The scene with Grampa and Bea eating their pills seductively is a reference to the 1963 film Tom Jones. Two of the people waiting in line to ask for Grampa's money are Darth Vader and the Joker. When the family is suggesting places they could go, Homer suggests the Springfield Mystery Spot, a reference to the Mystery Spot in California—although Lisa says the Springfield Spot is simply a puddle of mud. They eventually decide to go to the Discount Lion Safari, however. The Diz-Nee-Land amusement park Grampa visits with Bea's money has a sign that reads "Diz-Nee-Land—Not affiliated with Disneyland, Walt Disney World, or anything else from the Walt Disney Company". The shot of Grampa sitting at a diner resembles the 1942 American painting Nighthawks. Before Grampa attempts to bet all his money on Roulette he quotes the poem "If—" by Rudyard Kipling. The climax scenes, where Grampa uses the money to fix up the Springfield Retirement Castle, is a reference to the ending of the 1932 film If I Had a Million. Dr. Marvin Monroe's 'Monroe Box' is meant to be a spoof of B. F. Skinner's Skinner Box.

==Reception==
In its original American broadcast, "Old Money" finished thirty-sixth in the ratings for the week of March 25–31, 1991, with a Nielsen Rating of 12.4. It was the highest-rated show on Fox that week. The episode was released in video collection on May 4, 1994, called The Simpsons Collection, together with the episode "Dancin' Homer".
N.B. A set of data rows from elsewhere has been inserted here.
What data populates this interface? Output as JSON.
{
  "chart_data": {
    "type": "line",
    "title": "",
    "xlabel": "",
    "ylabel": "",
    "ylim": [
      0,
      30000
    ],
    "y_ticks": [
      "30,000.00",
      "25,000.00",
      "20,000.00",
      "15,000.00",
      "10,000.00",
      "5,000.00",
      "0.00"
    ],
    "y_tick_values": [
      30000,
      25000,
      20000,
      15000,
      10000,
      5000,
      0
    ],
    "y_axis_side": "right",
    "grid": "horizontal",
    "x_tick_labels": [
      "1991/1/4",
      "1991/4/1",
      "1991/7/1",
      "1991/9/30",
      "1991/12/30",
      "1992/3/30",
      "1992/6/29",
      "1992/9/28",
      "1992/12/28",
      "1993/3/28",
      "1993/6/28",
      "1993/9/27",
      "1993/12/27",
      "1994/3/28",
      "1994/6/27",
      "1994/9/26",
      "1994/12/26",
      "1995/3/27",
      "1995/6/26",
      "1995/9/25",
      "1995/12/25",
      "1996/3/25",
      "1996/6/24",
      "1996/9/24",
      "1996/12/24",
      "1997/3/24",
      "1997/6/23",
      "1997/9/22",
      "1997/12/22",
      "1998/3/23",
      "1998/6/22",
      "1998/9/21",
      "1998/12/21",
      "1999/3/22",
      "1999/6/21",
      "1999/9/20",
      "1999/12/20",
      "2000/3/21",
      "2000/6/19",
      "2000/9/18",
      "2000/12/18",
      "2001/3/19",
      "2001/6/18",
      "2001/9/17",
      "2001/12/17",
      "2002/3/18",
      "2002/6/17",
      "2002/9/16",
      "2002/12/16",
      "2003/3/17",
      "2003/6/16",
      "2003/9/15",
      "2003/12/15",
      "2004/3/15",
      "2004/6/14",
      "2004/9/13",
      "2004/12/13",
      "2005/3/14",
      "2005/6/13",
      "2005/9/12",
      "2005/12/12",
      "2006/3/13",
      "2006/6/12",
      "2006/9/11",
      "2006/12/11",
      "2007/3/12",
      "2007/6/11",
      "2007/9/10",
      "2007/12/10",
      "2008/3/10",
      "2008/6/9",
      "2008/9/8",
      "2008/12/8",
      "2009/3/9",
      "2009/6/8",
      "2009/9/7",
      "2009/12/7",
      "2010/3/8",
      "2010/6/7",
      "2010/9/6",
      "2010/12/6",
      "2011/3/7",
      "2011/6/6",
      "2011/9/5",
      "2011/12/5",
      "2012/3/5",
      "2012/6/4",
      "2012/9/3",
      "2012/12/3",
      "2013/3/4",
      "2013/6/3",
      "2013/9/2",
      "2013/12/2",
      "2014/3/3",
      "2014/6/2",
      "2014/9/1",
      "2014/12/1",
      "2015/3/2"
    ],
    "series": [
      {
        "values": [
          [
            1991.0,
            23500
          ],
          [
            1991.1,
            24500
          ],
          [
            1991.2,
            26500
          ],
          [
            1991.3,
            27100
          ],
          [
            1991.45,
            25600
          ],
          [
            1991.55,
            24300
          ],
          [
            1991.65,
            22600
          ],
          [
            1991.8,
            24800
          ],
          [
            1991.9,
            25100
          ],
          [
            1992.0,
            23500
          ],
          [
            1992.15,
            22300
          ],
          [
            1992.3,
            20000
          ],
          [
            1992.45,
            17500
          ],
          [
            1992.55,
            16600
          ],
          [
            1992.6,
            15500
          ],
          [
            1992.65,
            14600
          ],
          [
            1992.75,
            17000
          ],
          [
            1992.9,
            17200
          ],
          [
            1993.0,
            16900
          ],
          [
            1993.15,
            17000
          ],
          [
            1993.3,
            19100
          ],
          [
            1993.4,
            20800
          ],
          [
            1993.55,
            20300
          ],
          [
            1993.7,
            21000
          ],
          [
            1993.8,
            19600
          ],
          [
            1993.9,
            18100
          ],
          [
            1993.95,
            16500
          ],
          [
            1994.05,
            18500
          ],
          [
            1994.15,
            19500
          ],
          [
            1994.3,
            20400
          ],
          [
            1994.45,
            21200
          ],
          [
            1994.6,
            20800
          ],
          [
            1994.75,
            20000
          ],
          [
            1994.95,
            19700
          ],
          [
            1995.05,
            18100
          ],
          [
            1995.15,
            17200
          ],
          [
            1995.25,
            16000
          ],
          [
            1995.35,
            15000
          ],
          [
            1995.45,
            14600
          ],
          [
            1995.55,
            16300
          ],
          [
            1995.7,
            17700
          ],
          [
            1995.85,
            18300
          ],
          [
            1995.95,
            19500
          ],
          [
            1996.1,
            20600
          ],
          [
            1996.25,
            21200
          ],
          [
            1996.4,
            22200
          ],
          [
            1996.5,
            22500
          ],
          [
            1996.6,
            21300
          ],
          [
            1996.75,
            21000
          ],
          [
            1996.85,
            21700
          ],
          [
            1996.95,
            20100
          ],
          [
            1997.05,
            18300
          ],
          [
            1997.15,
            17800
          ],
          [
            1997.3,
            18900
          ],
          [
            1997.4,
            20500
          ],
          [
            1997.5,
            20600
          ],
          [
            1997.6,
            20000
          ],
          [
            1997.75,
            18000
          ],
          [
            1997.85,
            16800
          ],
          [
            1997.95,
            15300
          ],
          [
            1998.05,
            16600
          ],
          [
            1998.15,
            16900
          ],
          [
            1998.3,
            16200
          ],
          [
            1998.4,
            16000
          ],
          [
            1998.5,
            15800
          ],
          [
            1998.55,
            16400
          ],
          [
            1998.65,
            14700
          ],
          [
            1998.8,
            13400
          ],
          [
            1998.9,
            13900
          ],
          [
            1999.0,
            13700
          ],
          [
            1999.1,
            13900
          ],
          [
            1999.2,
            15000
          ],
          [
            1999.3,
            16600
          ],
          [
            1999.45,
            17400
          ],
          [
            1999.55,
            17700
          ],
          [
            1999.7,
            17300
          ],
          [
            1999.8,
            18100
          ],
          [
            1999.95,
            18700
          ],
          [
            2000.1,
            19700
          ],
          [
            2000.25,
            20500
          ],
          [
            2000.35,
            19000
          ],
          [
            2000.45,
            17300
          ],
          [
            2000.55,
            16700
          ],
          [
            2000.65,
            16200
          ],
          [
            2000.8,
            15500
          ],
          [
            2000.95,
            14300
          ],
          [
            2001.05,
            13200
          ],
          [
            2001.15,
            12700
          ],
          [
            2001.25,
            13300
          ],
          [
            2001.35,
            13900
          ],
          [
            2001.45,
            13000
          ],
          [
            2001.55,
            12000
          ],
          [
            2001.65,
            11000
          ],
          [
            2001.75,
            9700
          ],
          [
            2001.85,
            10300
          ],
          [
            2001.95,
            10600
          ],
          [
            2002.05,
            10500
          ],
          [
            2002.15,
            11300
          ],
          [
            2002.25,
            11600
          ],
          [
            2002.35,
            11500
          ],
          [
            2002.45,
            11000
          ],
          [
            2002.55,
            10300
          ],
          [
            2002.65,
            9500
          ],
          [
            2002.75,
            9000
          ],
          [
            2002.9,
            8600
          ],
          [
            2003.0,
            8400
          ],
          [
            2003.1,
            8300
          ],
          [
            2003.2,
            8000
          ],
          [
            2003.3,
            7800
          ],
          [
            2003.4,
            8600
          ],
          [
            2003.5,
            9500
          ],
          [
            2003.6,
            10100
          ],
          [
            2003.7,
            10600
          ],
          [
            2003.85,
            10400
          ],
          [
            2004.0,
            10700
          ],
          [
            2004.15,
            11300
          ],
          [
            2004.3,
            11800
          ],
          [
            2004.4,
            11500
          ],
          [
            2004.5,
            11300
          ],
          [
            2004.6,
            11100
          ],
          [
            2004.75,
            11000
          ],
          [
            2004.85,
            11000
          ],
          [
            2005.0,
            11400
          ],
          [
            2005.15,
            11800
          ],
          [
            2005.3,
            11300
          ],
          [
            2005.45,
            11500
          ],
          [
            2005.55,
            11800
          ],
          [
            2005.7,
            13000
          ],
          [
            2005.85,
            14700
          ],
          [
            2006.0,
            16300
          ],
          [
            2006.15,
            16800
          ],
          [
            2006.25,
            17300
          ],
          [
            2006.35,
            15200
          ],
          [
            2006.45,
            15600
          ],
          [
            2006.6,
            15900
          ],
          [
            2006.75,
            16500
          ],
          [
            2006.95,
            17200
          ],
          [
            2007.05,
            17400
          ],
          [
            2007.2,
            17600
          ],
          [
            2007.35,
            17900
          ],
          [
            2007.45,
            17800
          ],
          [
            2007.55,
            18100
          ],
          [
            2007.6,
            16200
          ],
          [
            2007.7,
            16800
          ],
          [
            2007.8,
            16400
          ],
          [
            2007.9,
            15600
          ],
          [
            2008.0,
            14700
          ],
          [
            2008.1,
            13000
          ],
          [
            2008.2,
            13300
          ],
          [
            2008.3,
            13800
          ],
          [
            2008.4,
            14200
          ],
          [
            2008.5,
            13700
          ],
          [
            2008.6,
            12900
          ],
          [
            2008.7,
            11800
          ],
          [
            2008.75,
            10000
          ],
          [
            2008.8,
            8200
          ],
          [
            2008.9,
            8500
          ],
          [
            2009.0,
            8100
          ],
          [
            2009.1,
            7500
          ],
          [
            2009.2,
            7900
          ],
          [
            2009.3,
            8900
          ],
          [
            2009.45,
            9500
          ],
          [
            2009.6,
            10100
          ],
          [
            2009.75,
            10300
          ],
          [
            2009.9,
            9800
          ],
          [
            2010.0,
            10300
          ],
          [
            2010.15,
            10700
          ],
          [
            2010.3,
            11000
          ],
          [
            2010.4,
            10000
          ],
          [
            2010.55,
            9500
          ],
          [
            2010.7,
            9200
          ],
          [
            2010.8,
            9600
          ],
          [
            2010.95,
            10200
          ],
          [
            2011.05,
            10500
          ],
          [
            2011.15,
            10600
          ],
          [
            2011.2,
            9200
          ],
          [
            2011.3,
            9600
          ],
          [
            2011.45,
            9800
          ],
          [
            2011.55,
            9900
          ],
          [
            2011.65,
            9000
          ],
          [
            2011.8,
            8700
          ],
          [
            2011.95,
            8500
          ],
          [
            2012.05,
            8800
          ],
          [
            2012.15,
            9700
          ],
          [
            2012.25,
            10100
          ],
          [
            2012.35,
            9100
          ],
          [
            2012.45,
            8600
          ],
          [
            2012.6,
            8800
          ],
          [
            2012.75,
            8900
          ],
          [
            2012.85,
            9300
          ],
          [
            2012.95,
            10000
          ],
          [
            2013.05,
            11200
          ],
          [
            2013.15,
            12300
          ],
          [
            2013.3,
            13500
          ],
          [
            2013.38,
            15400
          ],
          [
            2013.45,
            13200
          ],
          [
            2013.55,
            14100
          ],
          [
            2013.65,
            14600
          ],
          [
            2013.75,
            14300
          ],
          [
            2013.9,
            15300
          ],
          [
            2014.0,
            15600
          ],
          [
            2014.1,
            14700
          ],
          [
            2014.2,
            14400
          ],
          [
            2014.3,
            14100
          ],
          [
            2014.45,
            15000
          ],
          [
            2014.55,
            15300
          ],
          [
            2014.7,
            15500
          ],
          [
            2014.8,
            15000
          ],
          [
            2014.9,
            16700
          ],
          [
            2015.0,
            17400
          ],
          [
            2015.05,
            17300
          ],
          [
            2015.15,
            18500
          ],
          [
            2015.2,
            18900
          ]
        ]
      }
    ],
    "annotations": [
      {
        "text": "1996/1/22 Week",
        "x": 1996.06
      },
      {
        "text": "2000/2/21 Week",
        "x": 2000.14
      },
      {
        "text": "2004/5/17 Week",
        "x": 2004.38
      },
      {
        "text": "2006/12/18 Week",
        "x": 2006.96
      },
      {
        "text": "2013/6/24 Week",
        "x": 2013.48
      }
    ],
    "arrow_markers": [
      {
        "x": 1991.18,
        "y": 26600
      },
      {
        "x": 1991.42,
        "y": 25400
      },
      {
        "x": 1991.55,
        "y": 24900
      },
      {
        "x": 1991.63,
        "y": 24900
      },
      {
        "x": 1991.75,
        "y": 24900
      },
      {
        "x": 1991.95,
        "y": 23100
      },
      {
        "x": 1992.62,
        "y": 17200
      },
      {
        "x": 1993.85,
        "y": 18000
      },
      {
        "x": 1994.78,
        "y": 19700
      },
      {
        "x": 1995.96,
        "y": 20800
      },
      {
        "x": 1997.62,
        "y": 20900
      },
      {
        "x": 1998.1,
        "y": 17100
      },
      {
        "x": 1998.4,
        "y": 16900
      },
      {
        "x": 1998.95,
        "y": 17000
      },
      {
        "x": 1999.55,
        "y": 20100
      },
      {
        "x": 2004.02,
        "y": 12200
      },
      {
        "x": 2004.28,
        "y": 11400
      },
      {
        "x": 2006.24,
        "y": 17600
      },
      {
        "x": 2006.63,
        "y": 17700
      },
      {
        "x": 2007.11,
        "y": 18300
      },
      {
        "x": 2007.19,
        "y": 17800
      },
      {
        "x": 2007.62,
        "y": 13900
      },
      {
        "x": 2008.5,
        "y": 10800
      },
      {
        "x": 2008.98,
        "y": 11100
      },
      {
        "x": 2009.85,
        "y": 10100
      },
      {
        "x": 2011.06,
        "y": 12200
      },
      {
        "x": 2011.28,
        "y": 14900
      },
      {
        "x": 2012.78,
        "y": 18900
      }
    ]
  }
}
Since airing, the episode has received mixed reviews from television critics. The authors of the book I Can't Believe It's a Bigger and Better Updated Unofficial Simpsons Guide, Gary Russell and Gareth Roberts, wrote: "a wonderful episode, very sad but ultimately uplifting, with great one-liners (particularly from Grampa)". Colin Jacobson of DVD Movie Guide was not as positive. He said, "With 'Old Money', we find easily the crummiest episode of season two. Actually, I'd call this clunker the only bad show of the year." He went on to say, "I guess 'Old Money' wasn't a truly terrible episode, as it included a few funny moments. However, it seemed like one of the sappiest Simpsons episodes ever. The program became inundated with sentiment, and it did little to leaven that tide. In a generally strong season, 'Old Money' stands out as the only real clunker."